One of my recent posts was about how a nation determined what to produce. You may want to review that post. Comparative advantage is a major factor in what a nation produces and markets. It will be to its advantage to produce what it has most resources for and can do most efficiently. If the UK were best at producing refined petroleum, and Germany were best at producing trucks, then they should trade those items with each other. The UK could produce the petroleum it needs plus a large amount for export to Germany, Germany could buy the petroleum more cheaply than producing it themselves. Similarly, if Germany could produce all the trucks it needed plus a large number for export to the UK, the UK could buy the trucks more cheaply than producing them domestically. That is why global trade is so important for the benefit of all countries. With BREXIT, the UK has chosen to accept less economic advantage in trading with the EU countries. There will be higher tariffs and more trade barriers between the UK and its European trading partners. That will obviously be an economic minus for both the UK and the rest of Europe. But, what will it mean for America, and you?
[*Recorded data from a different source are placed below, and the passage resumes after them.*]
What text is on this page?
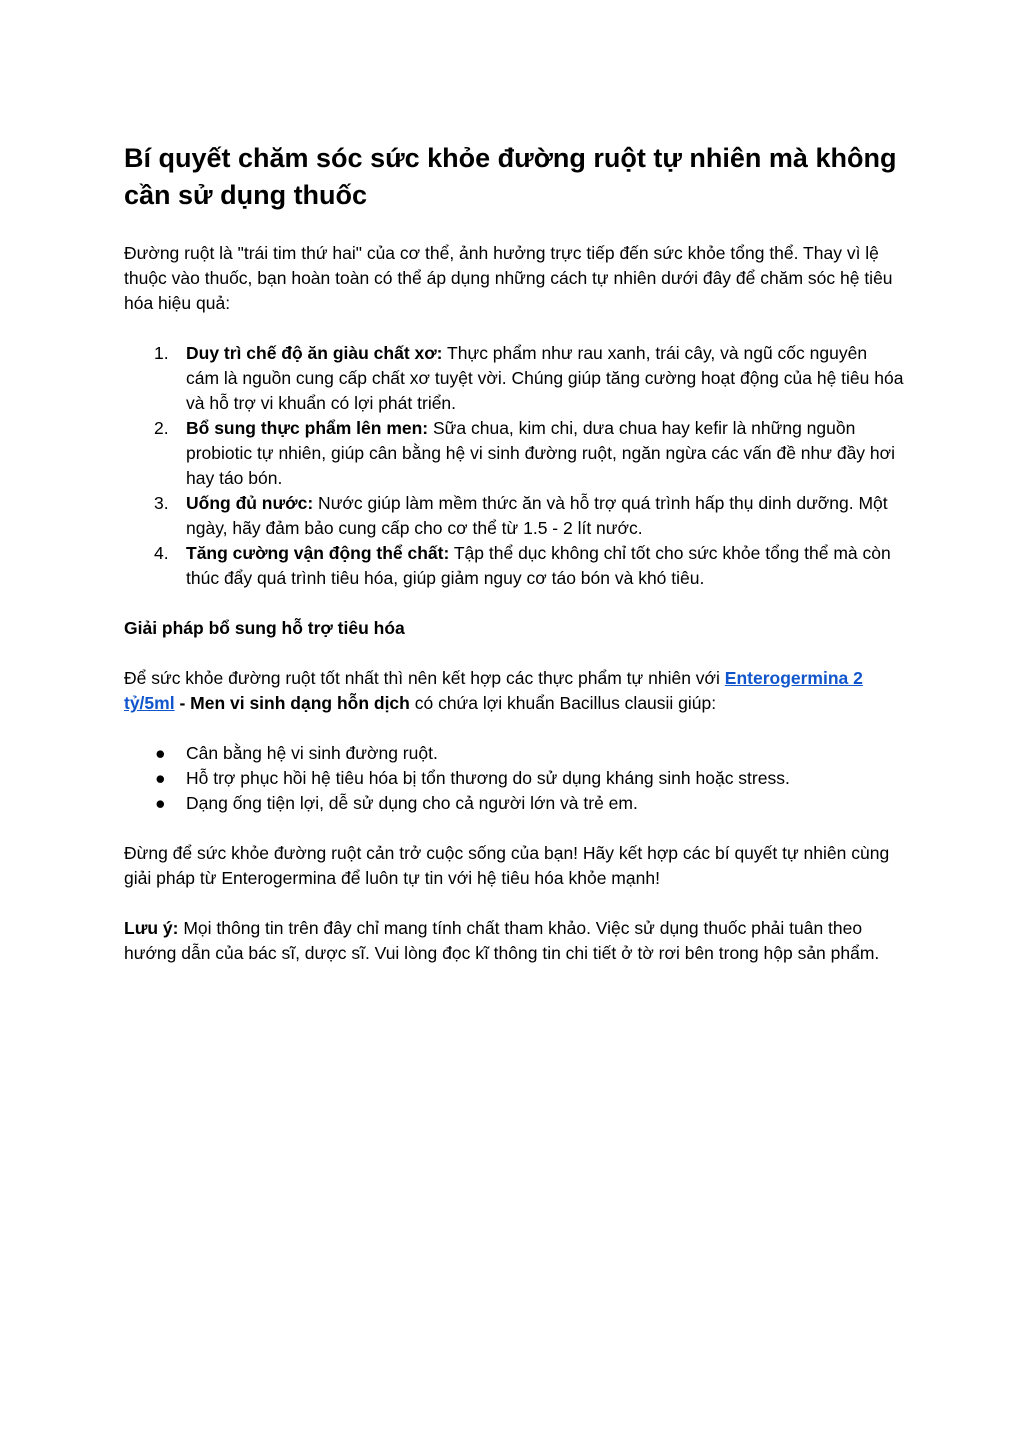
Bí quyết chăm sóc sức khỏe đường ruột tự nhiên mà không cần sử dụng thuốc

Đường ruột là "trái tim thứ hai" của cơ thể, ảnh hưởng trực tiếp đến sức khỏe tổng thể. Thay vì lệ thuộc vào thuốc, bạn hoàn toàn có thể áp dụng những cách tự nhiên dưới đây để chăm sóc hệ tiêu hóa hiệu quả:

1. Duy trì chế độ ăn giàu chất xơ: Thực phẩm như rau xanh, trái cây, và ngũ cốc nguyên cám là nguồn cung cấp chất xơ tuyệt vời. Chúng giúp tăng cường hoạt động của hệ tiêu hóa và hỗ trợ vi khuẩn có lợi phát triển.
2. Bổ sung thực phẩm lên men: Sữa chua, kim chi, dưa chua hay kefir là những nguồn probiotic tự nhiên, giúp cân bằng hệ vi sinh đường ruột, ngăn ngừa các vấn đề như đầy hơi hay táo bón.
3. Uống đủ nước: Nước giúp làm mềm thức ăn và hỗ trợ quá trình hấp thụ dinh dưỡng. Một ngày, hãy đảm bảo cung cấp cho cơ thể từ 1.5 - 2 lít nước.
4. Tăng cường vận động thể chất: Tập thể dục không chỉ tốt cho sức khỏe tổng thể mà còn thúc đẩy quá trình tiêu hóa, giúp giảm nguy cơ táo bón và khó tiêu.
Giải pháp bổ sung hỗ trợ tiêu hóa

Để sức khỏe đường ruột tốt nhất thì nên kết hợp các thực phẩm tự nhiên với Enterogermina 2 tỷ/5ml - Men vi sinh dạng hỗn dịch có chứa lợi khuẩn Bacillus clausii giúp:

● Cân bằng hệ vi sinh đường ruột.
● Hỗ trợ phục hồi hệ tiêu hóa bị tổn thương do sử dụng kháng sinh hoặc stress.
● Dạng ống tiện lợi, dễ sử dụng cho cả người lớn và trẻ em.

Đừng để sức khỏe đường ruột cản trở cuộc sống của bạn! Hãy kết hợp các bí quyết tự nhiên cùng giải pháp từ Enterogermina để luôn tự tin với hệ tiêu hóa khỏe mạnh!

Lưu ý: Mọi thông tin trên đây chỉ mang tính chất tham khảo. Việc sử dụng thuốc phải tuân theo hướng dẫn của bác sĩ, dược sĩ. Vui lòng đọc kĩ thông tin chi tiết ở tờ rơi bên trong hộp sản phẩm.
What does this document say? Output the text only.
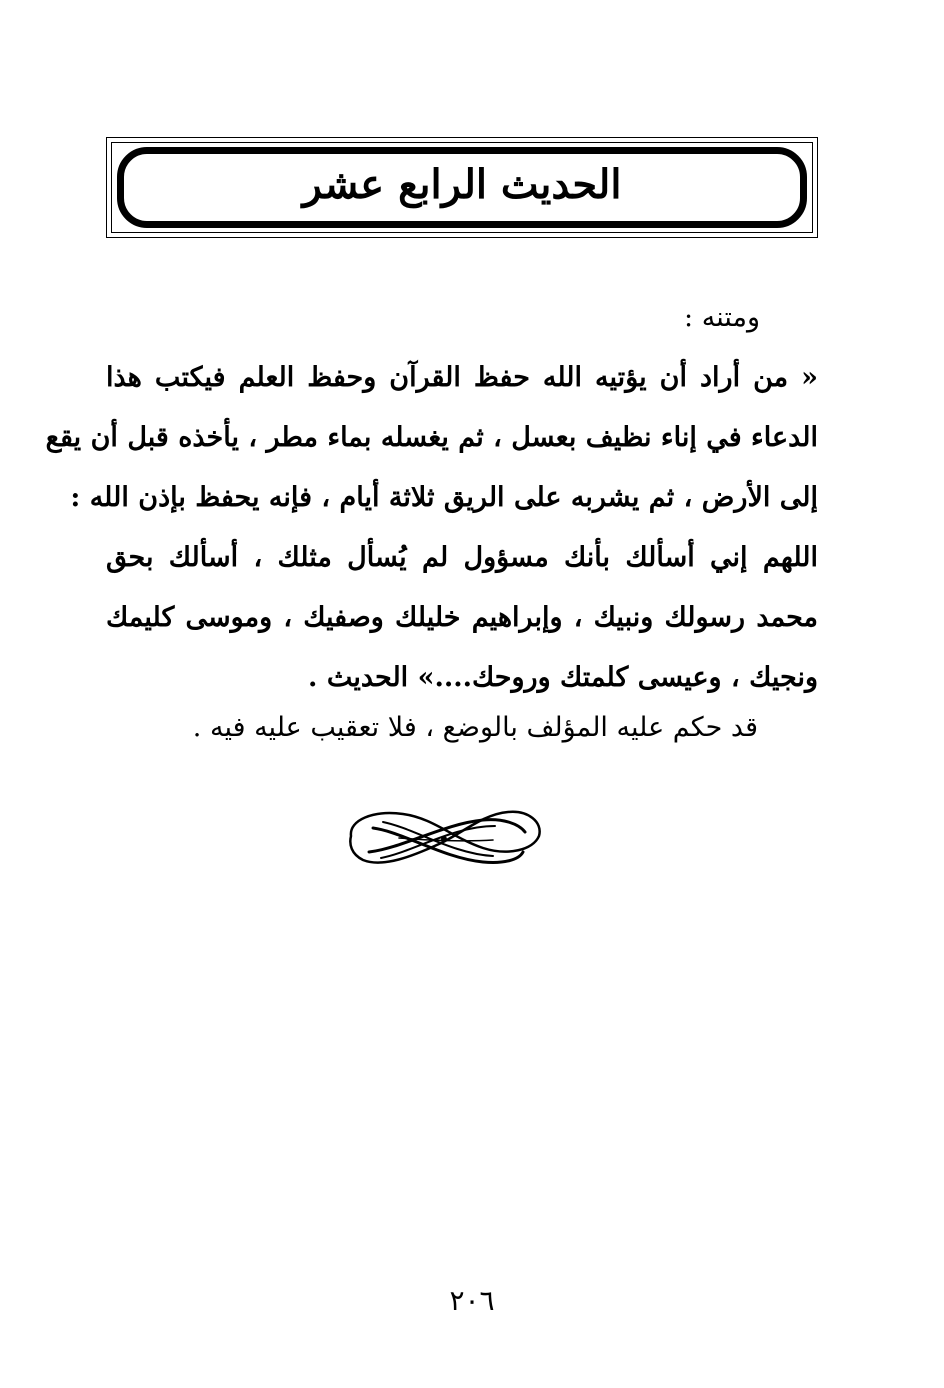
الحديث الرابع عشر
ومتنه :
« من أراد أن يؤتيه الله حفظ القرآن وحفظ العلم فيكتب هذا
الدعاء في إناء نظيف بعسل ، ثم يغسله بماء مطر ، يأخذه قبل أن يقع
إلى الأرض ، ثم يشربه على الريق ثلاثة أيام ، فإنه يحفظ بإذن الله :
اللهم إني أسألك بأنك مسؤول لم يُسأل مثلك ، أسألك بحق
محمد رسولك ونبيك ، وإبراهيم خليلك وصفيك ، وموسى كليمك
ونجيك ، وعيسى كلمتك وروحك....» الحديث .
قد حكم عليه المؤلف بالوضع ، فلا تعقيب عليه فيه .
٢٠٦
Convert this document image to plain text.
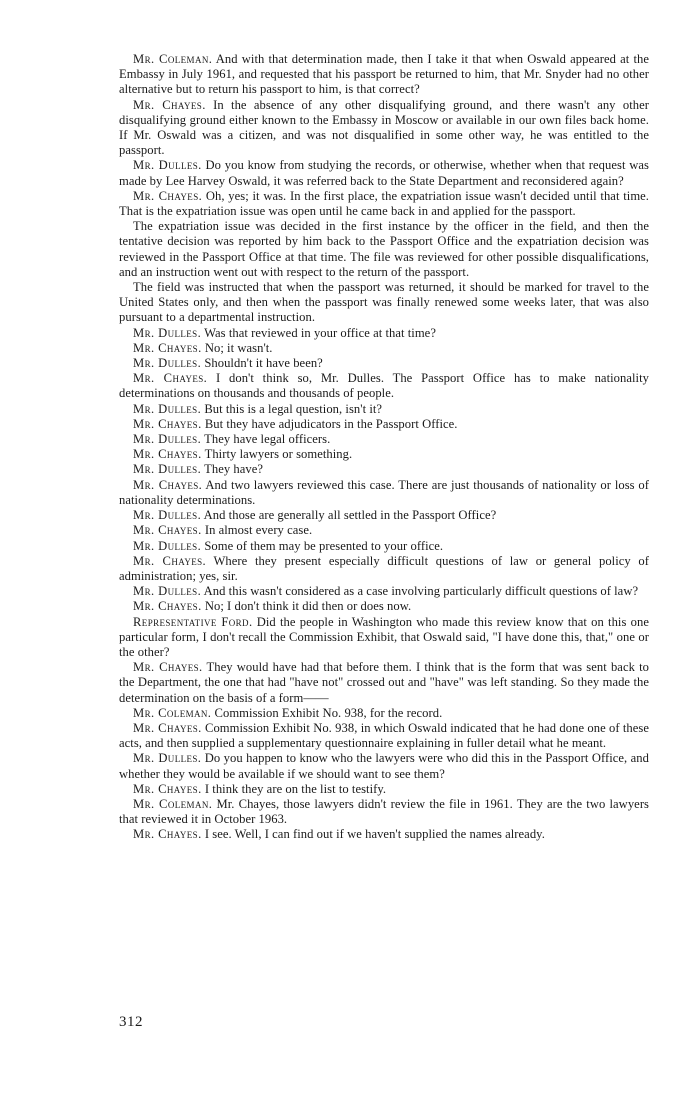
Mr. Coleman. And with that determination made, then I take it that when Oswald appeared at the Embassy in July 1961, and requested that his passport be returned to him, that Mr. Snyder had no other alternative but to return his passport to him, is that correct?

Mr. Chayes. In the absence of any other disqualifying ground, and there wasn't any other disqualifying ground either known to the Embassy in Moscow or available in our own files back home. If Mr. Oswald was a citizen, and was not disqualified in some other way, he was entitled to the passport.

Mr. Dulles. Do you know from studying the records, or otherwise, whether when that request was made by Lee Harvey Oswald, it was referred back to the State Department and reconsidered again?

Mr. Chayes. Oh, yes; it was. In the first place, the expatriation issue wasn't decided until that time. That is the expatriation issue was open until he came back in and applied for the passport.

The expatriation issue was decided in the first instance by the officer in the field, and then the tentative decision was reported by him back to the Passport Office and the expatriation decision was reviewed in the Passport Office at that time. The file was reviewed for other possible disqualifications, and an instruction went out with respect to the return of the passport.

The field was instructed that when the passport was returned, it should be marked for travel to the United States only, and then when the passport was finally renewed some weeks later, that was also pursuant to a departmental instruction.

Mr. Dulles. Was that reviewed in your office at that time?

Mr. Chayes. No; it wasn't.

Mr. Dulles. Shouldn't it have been?

Mr. Chayes. I don't think so, Mr. Dulles. The Passport Office has to make nationality determinations on thousands and thousands of people.

Mr. Dulles. But this is a legal question, isn't it?

Mr. Chayes. But they have adjudicators in the Passport Office.

Mr. Dulles. They have legal officers.

Mr. Chayes. Thirty lawyers or something.

Mr. Dulles. They have?

Mr. Chayes. And two lawyers reviewed this case. There are just thousands of nationality or loss of nationality determinations.

Mr. Dulles. And those are generally all settled in the Passport Office?

Mr. Chayes. In almost every case.

Mr. Dulles. Some of them may be presented to your office.

Mr. Chayes. Where they present especially difficult questions of law or general policy of administration; yes, sir.

Mr. Dulles. And this wasn't considered as a case involving particularly difficult questions of law?

Mr. Chayes. No; I don't think it did then or does now.

Representative Ford. Did the people in Washington who made this review know that on this one particular form, I don't recall the Commission Exhibit, that Oswald said, "I have done this, that," one or the other?

Mr. Chayes. They would have had that before them. I think that is the form that was sent back to the Department, the one that had "have not" crossed out and "have" was left standing. So they made the determination on the basis of a form——

Mr. Coleman. Commission Exhibit No. 938, for the record.

Mr. Chayes. Commission Exhibit No. 938, in which Oswald indicated that he had done one of these acts, and then supplied a supplementary questionnaire explaining in fuller detail what he meant.

Mr. Dulles. Do you happen to know who the lawyers were who did this in the Passport Office, and whether they would be available if we should want to see them?

Mr. Chayes. I think they are on the list to testify.

Mr. Coleman. Mr. Chayes, those lawyers didn't review the file in 1961. They are the two lawyers that reviewed it in October 1963.

Mr. Chayes. I see. Well, I can find out if we haven't supplied the names already.

312
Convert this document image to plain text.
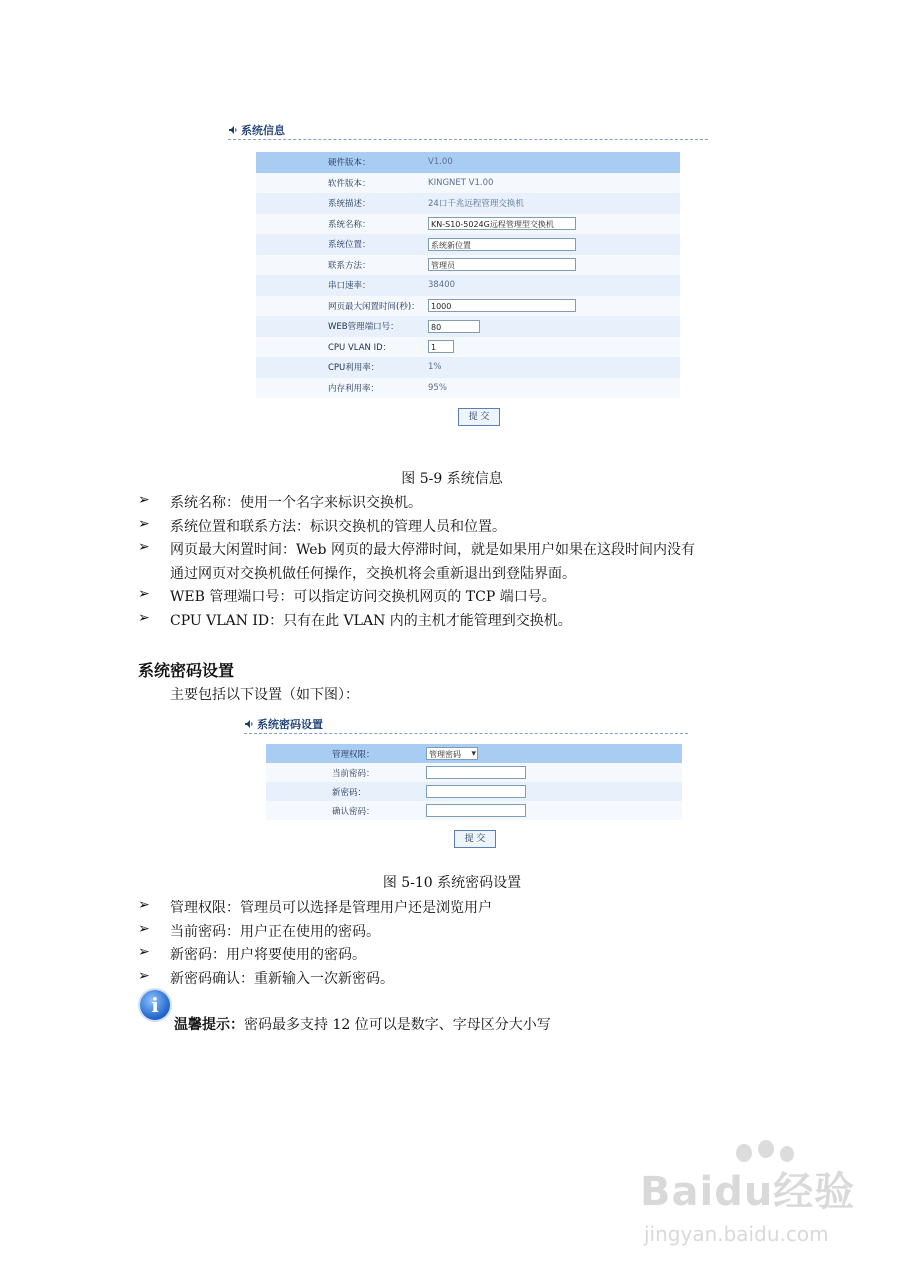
系统信息
硬件版本：	V1.00
软件版本：	KINGNET V1.00
系统描述：	24口千兆远程管理交换机
系统名称：	KN-S10-5024G远程管理型交换机
系统位置：	系统新位置
联系方法：	管理员
串口速率：	38400
网页最大闲置时间(秒)：	1000
WEB管理端口号：	80
CPU VLAN ID：	1
CPU利用率：	1%
内存利用率：	95%
提 交
图 5-9 系统信息
➢ 系统名称：使用一个名字来标识交换机。
➢ 系统位置和联系方法：标识交换机的管理人员和位置。
➢ 网页最大闲置时间：Web 网页的最大停滞时间，就是如果用户如果在这段时间内没有
通过网页对交换机做任何操作，交换机将会重新退出到登陆界面。
➢ WEB 管理端口号：可以指定访问交换机网页的 TCP 端口号。
➢ CPU VLAN ID：只有在此 VLAN 内的主机才能管理到交换机。
系统密码设置
主要包括以下设置（如下图）：
系统密码设置
管理权限：	管理密码 ▾
当前密码：
新密码：
确认密码：
提 交
图 5-10 系统密码设置
➢ 管理权限：管理员可以选择是管理用户还是浏览用户
➢ 当前密码：用户正在使用的密码。
➢ 新密码：用户将要使用的密码。
➢ 新密码确认：重新输入一次新密码。
i
温馨提示：密码最多支持 12 位可以是数字、字母区分大小写
Baidu经验
jingyan.baidu.com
The UK is the seventh largest source of imports for the US. We import about $59 billion each year from them including automobiles, machinery, petroleum, and pharmaceuticals. Import prices will likely rise, since they will have to make up for lost revenues from the EU. However, that may be offset by the weaker pound (the UK never adopted the Euro). In other words, the dollar will be worth more in the UK. Our exports to the UK such as aircraft, chemicals, and automobiles currently amount to about $56 billion each year. We are their fourth largest supplier of imported goods. The stronger dollar relative to the pound will be to our advantage there also. Plus, they may need more goods and services from America as their trade with Europe becomes more complicated. The bottom line is that America stands to gain from BREXIT in the long run. Then, why did our stock market react so negatively?

A key economic principle that we have to be constantly aware of is volatility. Any time the domestic or global market hiccups, any time there are surprises or unknowns, there will be short term volatility. Particularly since this vote was such a surprise to the world, lots of questions about various ramifications have begun to circulate. Investors tend to run to safety and drop any risky investments when the unexpected happens. Stocks fall as investors seek refuge in bonds, gold, etc. This will probably play out over time, and stability will return. In the meantime, we should look to craft more bilateral agreements with England and solidify our economic partnership with them.

The politics of BREXIT will be all over the map, especially in the election year as the two presidential candidates and each of their parties will try to use the upheaval to their advantage. But, the economics of it will likely settle out after a few months and may ultimately be a positive move for America. You may actually gain personally from the UK’s return to a more nationalistic economy. So, go ahead with your plans for buying that 2017 Jaguar!